Benedikt Höwedes ha l'ultima chance:
gli va male ma applaude i suoi tifosi.
Rischio pañolada per Ancelotti che nel secondo tempo trova Benzema a dar la scossa tra i fischi grazie ad una bella azione solitaria che lo porta alla rete del primo vantaggio blanco al 53', ma Sané, 19 anni, fa 3-3 quattro minuti dopo impallinando ancora un Casillas mal piazzato grazie ad un gran tiro a girare.
Carletto butta dentro Modric che rischia l'autogol su un tiro cross di Barnetta, ma Wellenreuther salva in uscita su Arbeloa al 65' lasciando aperto ogni spiraglio fino alla fine. Poco dopo Isco sembra poterlo chiudere ma è sfortunato nella sua conclusione a girare.
All'84' l'ex Huntelaar colpisce ancora su assist involontario di Modric con una botta che s'infila a fil di traversa. Vedi Di Matteo in panca e pensi che il Real stia giocando contro il Chelsea invece a rischiare di buttarlo fuori è ancora il giovane Sané con un altro tiro ad effetto respinto finalmente da Casillas all'87'.
Il portiere deve ripetersi su Höwedes nel recupero per garantire gli ottavi ai suoi, ma la pezza messa dall'arquero non salva Ancelotti ed i suoi da ferocissimi fischi ed asprissime critiche.

Altro capolavoro di Brahimi dopo le
gemme balistiche contro Lille e Bate.
Draghi da fuoco nella notte in cui Paulo Sousa torna in patria da coach del Basilea.
Il Porto domina sugli svizzeri dopo l'1-1 ed al pronti via una punizione concessa da Walter Samuel consente ai padroni di casa di raggiungere il vantaggio al 14' con lo specialista algerino Brahimi.
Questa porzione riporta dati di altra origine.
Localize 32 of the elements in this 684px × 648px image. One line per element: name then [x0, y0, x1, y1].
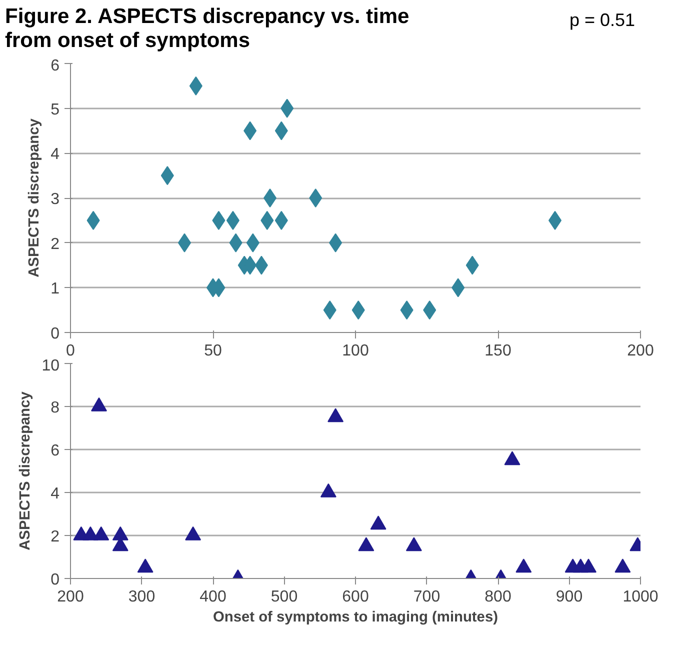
x-tick-label: 1000 — [622, 588, 658, 606]
x-axis-title: Onset of symptoms to imaging (minutes) — [213, 610, 498, 626]
y-tick-label: 1 — [50, 280, 60, 298]
text: p = 0.51 — [569, 9, 635, 32]
y-tick-label: 6 — [50, 442, 60, 460]
x-tick-label: 150 — [484, 342, 512, 360]
chart-title: Figure 2. ASPECTS discrepancy vs. time from onset of symptoms — [5, 5, 410, 54]
x-tick-label: 0 — [66, 342, 76, 360]
y-tick-label: 5 — [50, 102, 60, 119]
y-tick-label: 2 — [50, 528, 60, 546]
y-tick-label: 4 — [50, 146, 60, 164]
x-tick-label: 700 — [413, 588, 440, 606]
x-tick-label: 100 — [342, 342, 369, 360]
x-tick-label: 600 — [342, 588, 369, 606]
x-tick-label: 200 — [57, 588, 84, 606]
x-tick-label: 300 — [128, 588, 156, 606]
x-tick-label: 500 — [270, 588, 298, 606]
x-tick-label: 50 — [204, 342, 222, 360]
y-tick-label: 0 — [50, 326, 60, 343]
y-axis-title: ASPECTS discrepancy — [18, 391, 34, 551]
y-axis-title: ASPECTS discrepancy — [26, 118, 43, 278]
y-tick-label: 0 — [50, 572, 60, 589]
y-tick-label: 2 — [50, 236, 60, 254]
y-tick-label: 8 — [50, 400, 60, 417]
x-tick-label: 800 — [484, 588, 512, 606]
x-tick-label: 200 — [627, 342, 654, 360]
y-tick-label: 6 — [50, 58, 60, 75]
x-tick-label: 400 — [200, 588, 226, 606]
y-tick-label: 10 — [42, 358, 60, 375]
y-tick-label: 4 — [50, 486, 60, 503]
x-tick-label: 900 — [556, 588, 583, 606]
y-tick-label: 3 — [50, 191, 60, 208]
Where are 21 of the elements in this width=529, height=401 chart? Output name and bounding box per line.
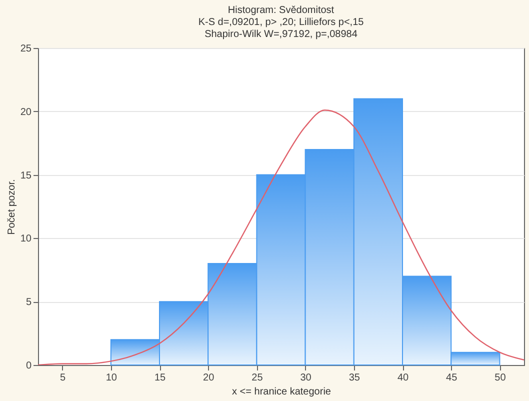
x-tick-label: 15 bbox=[154, 372, 166, 384]
y-axis-title: Počet pozor. bbox=[6, 179, 18, 235]
text: Shapiro-Wilk W=,97192, p=,08984 bbox=[204, 29, 358, 40]
x-tick-label: 5 bbox=[60, 372, 66, 384]
y-tick-label: 5 bbox=[26, 297, 32, 308]
x-tick-label: 25 bbox=[252, 372, 264, 384]
x-tick-label: 50 bbox=[494, 372, 506, 384]
y-tick-label: 0 bbox=[26, 360, 32, 372]
y-tick-label: 15 bbox=[20, 170, 32, 182]
x-tick-label: 20 bbox=[203, 372, 215, 384]
x-tick-label: 40 bbox=[397, 372, 409, 384]
x-tick-label: 45 bbox=[446, 372, 458, 384]
x-tick-label: 10 bbox=[106, 372, 118, 384]
y-tick-label: 20 bbox=[20, 106, 32, 118]
x-tick-label: 30 bbox=[300, 372, 312, 384]
x-tick-label: 35 bbox=[348, 372, 360, 384]
y-tick-label: 25 bbox=[20, 44, 32, 54]
chart-title: Histogram: Svědomitost bbox=[228, 5, 334, 16]
x-axis-title: x <= hranice kategorie bbox=[232, 386, 332, 398]
y-tick-label: 10 bbox=[20, 234, 32, 245]
chart-subtitle: K-S d=,09201, p> ,20; Lilliefors p<,15 bbox=[198, 17, 364, 28]
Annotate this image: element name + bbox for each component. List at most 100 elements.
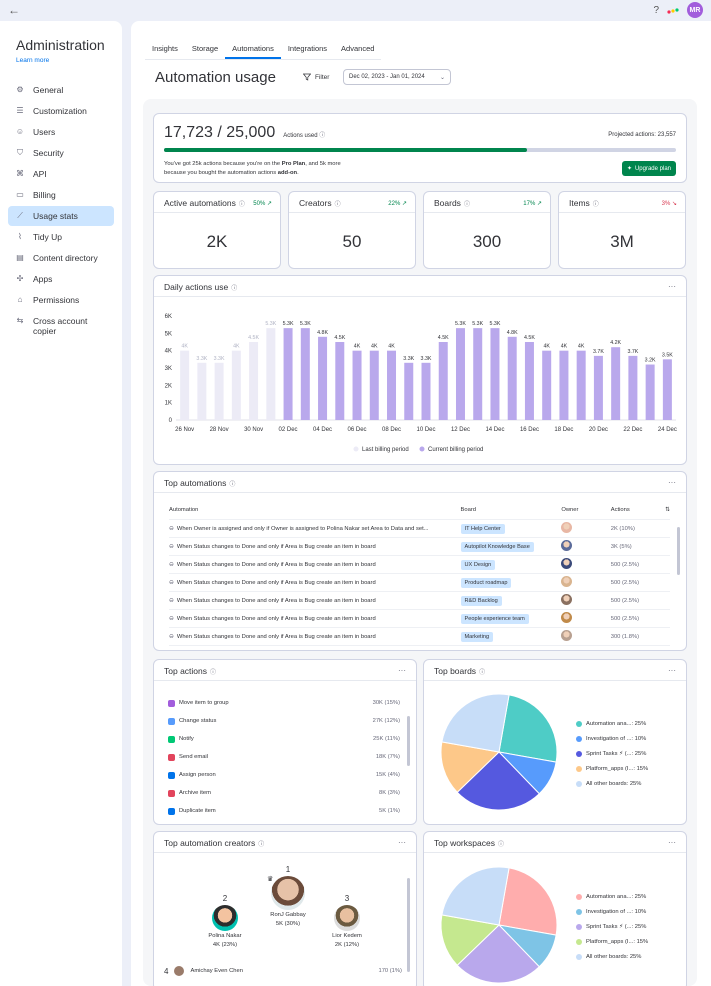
tab-storage[interactable]: Storage <box>191 44 219 53</box>
bar[interactable] <box>266 328 276 420</box>
tab-integrations[interactable]: Integrations <box>287 44 328 53</box>
bar[interactable] <box>473 328 483 420</box>
tab-insights[interactable]: Insights <box>152 44 178 53</box>
avatar[interactable] <box>561 540 573 551</box>
sidebar-item-cross-account-copier[interactable]: ⇆ Cross account copier <box>8 311 114 341</box>
avatar[interactable] <box>561 630 573 641</box>
table-row[interactable]: ⊖ When Status changes to Done and only if… <box>169 592 670 610</box>
bar[interactable] <box>318 336 328 420</box>
user-avatar[interactable]: MR <box>687 2 703 18</box>
sidebar-item-usage-stats[interactable]: ⟋ Usage stats <box>8 206 114 226</box>
bar[interactable] <box>214 362 224 420</box>
bar[interactable] <box>387 350 397 420</box>
bar[interactable] <box>197 362 207 420</box>
lock-icon: ⌂ <box>17 295 23 304</box>
avatar[interactable] <box>561 576 573 587</box>
board-tag[interactable]: UX Design <box>460 559 496 570</box>
avatar[interactable] <box>561 612 573 623</box>
bar[interactable] <box>576 350 586 420</box>
list-item[interactable]: Assign person 15K (4%) <box>168 766 400 784</box>
avatar[interactable] <box>561 558 573 569</box>
board-tag[interactable]: Autopilot Knowledge Base <box>460 541 534 552</box>
avatar[interactable] <box>212 905 238 931</box>
sidebar-item-customization[interactable]: ☰ Customization <box>8 101 114 121</box>
bar[interactable] <box>369 350 379 420</box>
table-row[interactable]: ⊖ When Status changes to Done and only if… <box>169 538 670 556</box>
sidebar-item-tidy-up[interactable]: ⌇ Tidy Up <box>8 227 114 247</box>
sidebar-item-content-directory[interactable]: ▤ Content directory <box>8 248 114 268</box>
more-options-icon[interactable]: ··· <box>668 666 676 675</box>
bar[interactable] <box>524 342 534 420</box>
list-scrollbar[interactable] <box>407 878 410 972</box>
sidebar-item-permissions[interactable]: ⌂ Permissions <box>8 290 114 310</box>
bar[interactable] <box>300 328 310 420</box>
bar[interactable] <box>249 342 259 420</box>
bar[interactable] <box>645 364 655 420</box>
table-scrollbar[interactable] <box>677 527 680 575</box>
more-options-icon[interactable]: ··· <box>668 838 676 847</box>
bar[interactable] <box>455 328 465 420</box>
sidebar-item-api[interactable]: ⌘ API <box>8 164 114 184</box>
more-options-icon[interactable]: ··· <box>398 666 406 675</box>
tab-automations[interactable]: Automations <box>225 41 281 59</box>
avatar[interactable] <box>271 876 305 910</box>
table-row[interactable]: ⊖ When Status changes to Done and only if… <box>169 556 670 574</box>
sidebar-item-billing[interactable]: ▭ Billing <box>8 185 114 205</box>
bar[interactable] <box>404 362 414 420</box>
table-row[interactable]: ⊖ When Status changes to Done and only if… <box>169 574 670 592</box>
bar[interactable] <box>628 355 638 420</box>
upgrade-plan-button[interactable]: ✦ Upgrade plan <box>621 161 676 176</box>
bar[interactable] <box>542 350 552 420</box>
bar[interactable] <box>283 328 293 420</box>
avatar[interactable] <box>334 905 360 931</box>
sort-icon[interactable]: ⇅ <box>665 506 671 513</box>
list-item[interactable]: Duplicate item 5K (1%) <box>168 802 400 818</box>
board-tag[interactable]: Product roadmap <box>460 577 512 588</box>
more-options-icon[interactable]: ··· <box>398 838 406 847</box>
bar[interactable] <box>438 342 448 420</box>
more-options-icon[interactable]: ··· <box>668 478 676 487</box>
board-tag[interactable]: Marketing <box>460 631 494 642</box>
bar[interactable] <box>490 328 500 420</box>
sidebar-item-users[interactable]: ☺ Users <box>8 122 114 142</box>
tab-advanced[interactable]: Advanced <box>341 44 375 53</box>
list-item[interactable]: Archive item 8K (3%) <box>168 784 400 802</box>
bar[interactable] <box>507 336 517 420</box>
table-row[interactable]: ⊖ When Status changes to Done and only if… <box>169 628 670 646</box>
list-item[interactable]: Send email 18K (7%) <box>168 748 400 766</box>
sidebar-item-apps[interactable]: ✣ Apps <box>8 269 114 289</box>
bar[interactable] <box>335 342 345 420</box>
board-tag[interactable]: IT Help Center <box>460 523 505 534</box>
stat-change: 3% ↘ <box>661 201 677 207</box>
avatar[interactable] <box>561 594 573 605</box>
table-row[interactable]: ⊖ When Status changes to Done and only if… <box>169 610 670 628</box>
arrow-left-icon[interactable]: ← <box>8 3 20 17</box>
trend-up-icon: ↗ <box>535 201 542 207</box>
bar[interactable] <box>421 362 431 420</box>
bar[interactable] <box>593 355 603 420</box>
sidebar-item-label: Billing <box>33 190 56 200</box>
bar[interactable] <box>231 350 241 420</box>
more-options-icon[interactable]: ··· <box>668 282 676 291</box>
learn-more-link[interactable]: Learn more <box>16 57 50 64</box>
bar[interactable] <box>180 350 190 420</box>
help-icon[interactable]: ? <box>653 4 659 16</box>
sidebar-item-security[interactable]: ⛉ Security <box>8 143 114 163</box>
list-item[interactable]: Move item to group 30K (15%) <box>168 694 400 712</box>
bar[interactable] <box>352 350 362 420</box>
bar[interactable] <box>559 350 569 420</box>
list-item[interactable]: Notify 25K (11%) <box>168 730 400 748</box>
filter-button[interactable]: Filter <box>303 73 329 81</box>
board-tag[interactable]: People experience team <box>460 613 529 624</box>
sidebar-item-label: Apps <box>33 274 53 284</box>
bar[interactable] <box>611 347 621 420</box>
date-range-picker[interactable]: Dec 02, 2023 - Jan 01, 2024 ⌄ <box>343 69 451 85</box>
list-item[interactable]: Change status 27K (12%) <box>168 712 400 730</box>
board-tag[interactable]: R&D Backlog <box>460 595 502 606</box>
bar[interactable] <box>662 359 672 420</box>
avatar[interactable] <box>174 966 185 976</box>
table-row[interactable]: ⊖ When Owner is assigned and only if Owne… <box>169 520 670 538</box>
sidebar-item-general[interactable]: ⚙ General <box>8 80 114 100</box>
list-scrollbar[interactable] <box>407 716 410 766</box>
avatar[interactable] <box>561 522 573 533</box>
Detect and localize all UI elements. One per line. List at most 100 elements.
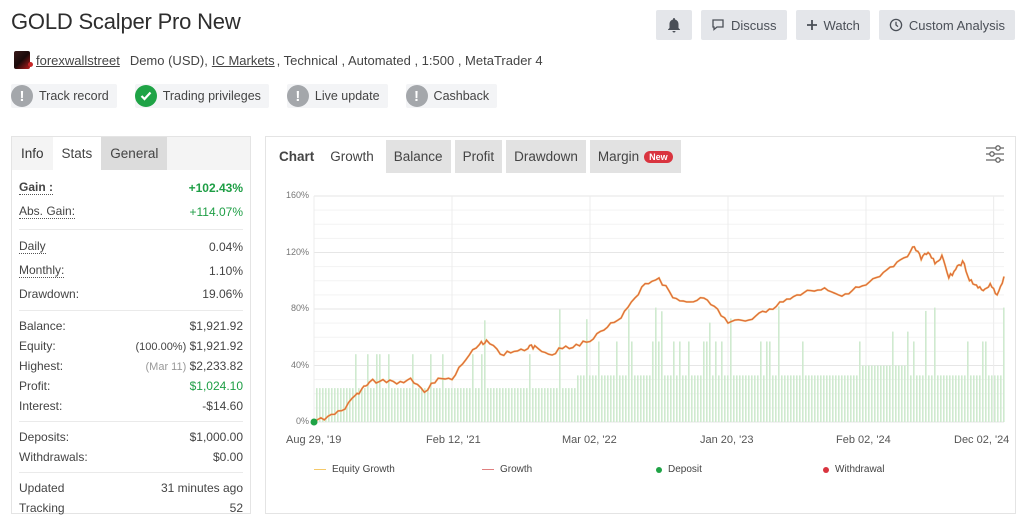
updated-label: Updated bbox=[19, 481, 65, 495]
stat-daily: Daily 0.04% bbox=[12, 235, 250, 259]
highest-amount: $2,233.82 bbox=[189, 359, 243, 373]
interest-label: Interest: bbox=[19, 399, 63, 413]
highest-label: Highest: bbox=[19, 359, 64, 373]
exclamation-icon: ! bbox=[405, 85, 428, 107]
tracking-label: Tracking bbox=[19, 501, 65, 515]
new-badge: New bbox=[644, 150, 673, 163]
legend-label: Deposit bbox=[668, 464, 702, 475]
author-avatar bbox=[14, 51, 33, 69]
equity-label: Equity: bbox=[19, 339, 56, 353]
balance-label: Balance: bbox=[19, 319, 66, 333]
watch-button[interactable]: Watch bbox=[795, 10, 870, 40]
interest-value: -$14.60 bbox=[202, 399, 243, 413]
chart-tabs: Chart Growth Balance Profit Drawdown Mar… bbox=[271, 140, 685, 173]
system-details: , Technical , Automated , 1:500 , MetaTr… bbox=[276, 52, 543, 68]
line-icon bbox=[314, 468, 326, 471]
badge-live-update[interactable]: ! Live update bbox=[286, 84, 388, 108]
stat-profit: Profit: $1,024.10 bbox=[12, 376, 250, 396]
equity-amount: $1,921.92 bbox=[189, 339, 243, 353]
stat-withdrawals: Withdrawals: $0.00 bbox=[12, 447, 250, 467]
y-tick-label: 40% bbox=[290, 359, 309, 370]
tab-growth[interactable]: Growth bbox=[322, 140, 382, 173]
verification-badges: ! Track record Trading privileges ! Live… bbox=[11, 84, 498, 108]
withdrawals-value: $0.00 bbox=[212, 450, 243, 464]
divider bbox=[19, 310, 243, 311]
abs-gain-value: +114.07% bbox=[189, 205, 244, 219]
divider bbox=[19, 229, 243, 230]
exclamation-icon: ! bbox=[11, 85, 33, 107]
gain-value: +102.43% bbox=[188, 181, 243, 195]
tab-general[interactable]: General bbox=[101, 137, 168, 170]
tab-profit[interactable]: Profit bbox=[454, 140, 503, 173]
y-tick-label: 0% bbox=[295, 416, 309, 426]
header-actions: Discuss Watch Custom Analysis bbox=[656, 10, 1015, 40]
stat-highest: Highest: (Mar 11) $2,233.82 bbox=[12, 356, 250, 376]
account-type: Demo (USD), bbox=[129, 52, 208, 68]
notification-bell-button[interactable] bbox=[656, 10, 693, 40]
x-tick-label: Dec 02, '24 bbox=[954, 434, 1010, 446]
stat-abs-gain: Abs. Gain: +114.07% bbox=[12, 200, 250, 224]
tab-chart[interactable]: Chart bbox=[271, 140, 323, 173]
stat-deposits: Deposits: $1,000.00 bbox=[12, 427, 250, 447]
system-meta: forexwallstreet Demo (USD), IC Markets ,… bbox=[14, 51, 543, 69]
stat-gain: Gain : +102.43% bbox=[12, 176, 250, 200]
badge-cashback[interactable]: ! Cashback bbox=[405, 84, 498, 108]
badge-label: Track record bbox=[39, 89, 109, 103]
legend-label: Growth bbox=[500, 464, 533, 475]
stat-monthly: Monthly: 1.10% bbox=[12, 259, 250, 283]
stat-balance: Balance: $1,921.92 bbox=[12, 316, 250, 336]
equity-value: (100.00%) $1,921.92 bbox=[136, 339, 244, 353]
chart-panel: Chart Growth Balance Profit Drawdown Mar… bbox=[265, 136, 1016, 514]
legend-withdrawal[interactable]: Withdrawal bbox=[823, 464, 884, 475]
equity-pct: (100.00%) bbox=[135, 341, 187, 353]
chat-bubble-icon bbox=[711, 18, 725, 32]
discuss-button[interactable]: Discuss bbox=[701, 10, 787, 40]
updated-value: 31 minutes ago bbox=[160, 481, 243, 495]
tab-margin[interactable]: Margin New bbox=[589, 140, 681, 173]
stat-drawdown: Drawdown: 19.06% bbox=[12, 283, 250, 305]
tab-balance[interactable]: Balance bbox=[385, 140, 451, 173]
margin-label: Margin bbox=[597, 149, 640, 164]
custom-analysis-label: Custom Analysis bbox=[908, 17, 1005, 33]
author-link[interactable]: forexwallstreet bbox=[36, 52, 120, 68]
badge-track-record[interactable]: ! Track record bbox=[11, 84, 117, 108]
profit-value: $1,024.10 bbox=[189, 379, 243, 393]
balance-value: $1,921.92 bbox=[189, 319, 243, 333]
legend-equity-growth[interactable]: Equity Growth bbox=[314, 464, 395, 475]
x-tick-label: Mar 02, '22 bbox=[562, 434, 617, 446]
tab-stats[interactable]: Stats bbox=[52, 137, 102, 170]
gain-label[interactable]: Gain : bbox=[19, 180, 54, 195]
line-icon bbox=[482, 468, 494, 471]
sliders-icon[interactable] bbox=[985, 145, 1005, 168]
page-title: GOLD Scalper Pro New bbox=[11, 9, 241, 34]
badge-label: Cashback bbox=[433, 89, 490, 103]
drawdown-label: Drawdown: bbox=[19, 287, 80, 301]
custom-analysis-button[interactable]: Custom Analysis bbox=[878, 10, 1015, 40]
monthly-label[interactable]: Monthly: bbox=[19, 263, 65, 278]
growth-chart[interactable] bbox=[266, 137, 1017, 515]
tab-drawdown[interactable]: Drawdown bbox=[506, 140, 586, 173]
badge-label: Trading privileges bbox=[162, 89, 261, 103]
x-tick-label: Jan 20, '23 bbox=[700, 434, 754, 446]
y-tick-label: 120% bbox=[285, 246, 309, 257]
stats-panel: Info Stats General Gain : +102.43% Abs. … bbox=[11, 136, 251, 515]
abs-gain-label[interactable]: Abs. Gain: bbox=[19, 204, 76, 219]
tracking-value: 52 bbox=[229, 501, 243, 515]
monthly-value: 1.10% bbox=[208, 264, 243, 278]
daily-label[interactable]: Daily bbox=[19, 239, 46, 254]
divider bbox=[19, 472, 243, 473]
badge-trading-privileges[interactable]: Trading privileges bbox=[134, 84, 269, 108]
legend-label: Equity Growth bbox=[332, 464, 395, 475]
x-tick-label: Feb 02, '24 bbox=[836, 434, 891, 446]
clock-icon bbox=[889, 18, 903, 32]
legend-label: Withdrawal bbox=[835, 464, 885, 475]
check-icon bbox=[134, 85, 157, 107]
daily-value: 0.04% bbox=[208, 240, 243, 254]
legend-growth[interactable]: Growth bbox=[482, 464, 532, 475]
y-tick-label: 160% bbox=[285, 190, 309, 200]
legend-deposit[interactable]: Deposit bbox=[656, 464, 702, 475]
stat-tracking: Tracking 52 bbox=[12, 498, 250, 518]
tab-info[interactable]: Info bbox=[21, 146, 44, 161]
profit-label: Profit: bbox=[19, 379, 51, 393]
broker-link[interactable]: IC Markets bbox=[211, 52, 275, 68]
Un brutto scontro tra Danilo e Fabiano, in folle uscita, costringe il difensore all'uscita anzitempo.
Casemiro fa capire a Vaclik che area tiri questa sera con una conclusione subitanea da 35 metri e zona defilatissima che sorvola d'un soffio la traversa. Il meritato raddoppio arriva al 47' con Herrera.
Gli svizzeri provano a scuotersi con Zuffi e Gashi ma Fabiano fa il suo, come Casemiro il quale al 56' trova un nuovo piazzato da cineteca da 35 metri. Aboubakar, riserva di Jackson Martinez, si mette in vista con un golazo al 70' che blinda un 4-0 indiscutibile. Samuel chiude con un rosso diretto e lascia i suoi in dieci di fronte ai lusitani, nuovamente ai quarti dopo 6 anni. Nota negativa della serata la commozione cerebrale di Danilo.